Jeremy Strong’s working methods have been the subject of much discussion, and the debate has been reignited once more with the impending arrival of Succession season 4 at the end of March. Strong has given a couple of new interviews in which he describes the “torturous process” he goes through to bring Kendall Roy to the screen.
In an interview with GQ, the journalist spoke to Strong’s co-stars about working with the actor, as well as with Strong himself. Nicholas Braun recalled an instance while they were working on season four when, to get his co-stars in the mood for a scene, Strong “found a YouTube video of horrible crashes and destruction from, maybe, Transformers, and he had the sound department play it loud on the speakers so that we could hear it.”

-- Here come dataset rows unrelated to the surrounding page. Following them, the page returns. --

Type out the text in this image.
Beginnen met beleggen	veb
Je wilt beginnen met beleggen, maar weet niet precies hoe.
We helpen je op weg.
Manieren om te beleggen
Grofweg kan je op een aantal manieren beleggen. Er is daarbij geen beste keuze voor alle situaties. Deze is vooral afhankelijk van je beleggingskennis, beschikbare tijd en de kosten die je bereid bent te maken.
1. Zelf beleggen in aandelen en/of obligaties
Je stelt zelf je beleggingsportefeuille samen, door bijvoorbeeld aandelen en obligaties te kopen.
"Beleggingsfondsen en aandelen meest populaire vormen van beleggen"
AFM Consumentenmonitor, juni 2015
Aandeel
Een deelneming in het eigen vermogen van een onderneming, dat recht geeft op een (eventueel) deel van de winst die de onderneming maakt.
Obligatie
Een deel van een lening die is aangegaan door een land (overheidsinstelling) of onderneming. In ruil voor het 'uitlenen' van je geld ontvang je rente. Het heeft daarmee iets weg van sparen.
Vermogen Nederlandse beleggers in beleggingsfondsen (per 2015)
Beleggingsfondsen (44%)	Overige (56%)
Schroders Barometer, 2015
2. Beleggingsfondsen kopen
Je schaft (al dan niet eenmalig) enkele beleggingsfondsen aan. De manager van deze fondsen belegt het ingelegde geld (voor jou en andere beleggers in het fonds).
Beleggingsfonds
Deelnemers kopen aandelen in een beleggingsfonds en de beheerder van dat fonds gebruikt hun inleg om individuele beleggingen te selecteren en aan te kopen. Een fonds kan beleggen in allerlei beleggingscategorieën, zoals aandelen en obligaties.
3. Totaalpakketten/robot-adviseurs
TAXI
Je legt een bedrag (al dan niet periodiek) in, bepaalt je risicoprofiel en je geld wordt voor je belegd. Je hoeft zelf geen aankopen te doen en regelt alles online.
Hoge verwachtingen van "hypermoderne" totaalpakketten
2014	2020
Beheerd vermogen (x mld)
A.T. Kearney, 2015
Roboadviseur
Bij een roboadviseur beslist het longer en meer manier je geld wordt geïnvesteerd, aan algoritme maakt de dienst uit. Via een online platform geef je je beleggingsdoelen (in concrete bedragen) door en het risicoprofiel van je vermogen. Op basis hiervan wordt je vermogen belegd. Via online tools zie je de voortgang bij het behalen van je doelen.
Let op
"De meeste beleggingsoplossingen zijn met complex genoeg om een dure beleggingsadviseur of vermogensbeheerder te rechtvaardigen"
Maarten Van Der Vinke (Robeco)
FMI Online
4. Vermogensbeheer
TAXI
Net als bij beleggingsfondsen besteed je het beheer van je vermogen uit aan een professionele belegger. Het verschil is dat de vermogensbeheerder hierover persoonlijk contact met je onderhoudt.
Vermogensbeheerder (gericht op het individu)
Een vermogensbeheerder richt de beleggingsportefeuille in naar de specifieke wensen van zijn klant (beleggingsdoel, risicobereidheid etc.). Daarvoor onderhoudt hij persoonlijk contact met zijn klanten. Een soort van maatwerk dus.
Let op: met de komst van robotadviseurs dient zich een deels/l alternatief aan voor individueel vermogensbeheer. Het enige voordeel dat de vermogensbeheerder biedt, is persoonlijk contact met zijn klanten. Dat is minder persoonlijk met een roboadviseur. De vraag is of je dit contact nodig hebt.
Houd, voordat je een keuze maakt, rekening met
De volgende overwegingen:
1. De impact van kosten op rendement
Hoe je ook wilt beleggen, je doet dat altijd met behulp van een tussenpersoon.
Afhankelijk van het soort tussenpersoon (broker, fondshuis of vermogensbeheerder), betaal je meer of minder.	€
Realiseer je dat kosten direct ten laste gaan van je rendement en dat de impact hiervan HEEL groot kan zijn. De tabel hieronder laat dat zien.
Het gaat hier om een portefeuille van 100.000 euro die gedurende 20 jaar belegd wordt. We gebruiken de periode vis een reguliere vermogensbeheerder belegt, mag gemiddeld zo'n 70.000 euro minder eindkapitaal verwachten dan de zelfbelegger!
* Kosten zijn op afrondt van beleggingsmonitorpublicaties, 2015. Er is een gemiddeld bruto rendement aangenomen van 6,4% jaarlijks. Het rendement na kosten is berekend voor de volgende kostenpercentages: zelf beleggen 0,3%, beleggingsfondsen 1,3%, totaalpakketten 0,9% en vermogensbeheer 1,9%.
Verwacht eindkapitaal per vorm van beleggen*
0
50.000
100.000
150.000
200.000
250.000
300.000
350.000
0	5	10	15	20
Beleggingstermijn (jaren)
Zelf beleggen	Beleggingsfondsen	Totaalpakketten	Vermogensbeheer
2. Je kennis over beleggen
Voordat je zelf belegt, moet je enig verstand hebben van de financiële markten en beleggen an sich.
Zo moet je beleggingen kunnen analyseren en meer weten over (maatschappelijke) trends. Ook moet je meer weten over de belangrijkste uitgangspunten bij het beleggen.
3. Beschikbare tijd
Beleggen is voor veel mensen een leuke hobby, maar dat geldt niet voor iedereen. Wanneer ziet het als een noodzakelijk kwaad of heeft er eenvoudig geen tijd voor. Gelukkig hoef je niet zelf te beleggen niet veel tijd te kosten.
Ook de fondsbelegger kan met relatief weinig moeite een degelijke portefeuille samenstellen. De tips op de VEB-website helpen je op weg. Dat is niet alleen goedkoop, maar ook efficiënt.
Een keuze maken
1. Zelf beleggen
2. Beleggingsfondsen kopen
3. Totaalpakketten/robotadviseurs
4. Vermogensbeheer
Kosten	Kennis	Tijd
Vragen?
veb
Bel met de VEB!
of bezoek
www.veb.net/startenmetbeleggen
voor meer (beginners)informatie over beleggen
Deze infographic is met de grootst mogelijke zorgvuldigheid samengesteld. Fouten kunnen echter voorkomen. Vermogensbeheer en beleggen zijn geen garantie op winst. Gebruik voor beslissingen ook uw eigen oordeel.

Braun continued; “I think that’s the mentality: why not try something to see if it does change the energy in the room and in a performance?” Creator/showrunner Jesse Armstrong recalled a memory from the first season of the drama series, when Strong showed up on set with his wife during one of his off days.
“I didn’t recognise him,” Armstrong said. “The way that he’d been carrying himself for the preceding weeks as he played Kendall in the dark place meant that his whole physicality was completely different.”
An interview that Strong gave to The New Yorker in December 2021 sparked much internet discourse about method acting, with much argument over what The Method actually is. The Method is usually linked with two main names – Konstantin Stanislavski and Lee Strasberg. Strasberg, along with Stella Adler and Elia Kazan, taught actors such as Marlon Brando, Paul Newman, and Marilyn Monroe at The Actors Studio in New York during the 50s. Later, actors such as Dustin Hoffman and Al Pacino would train under the same method.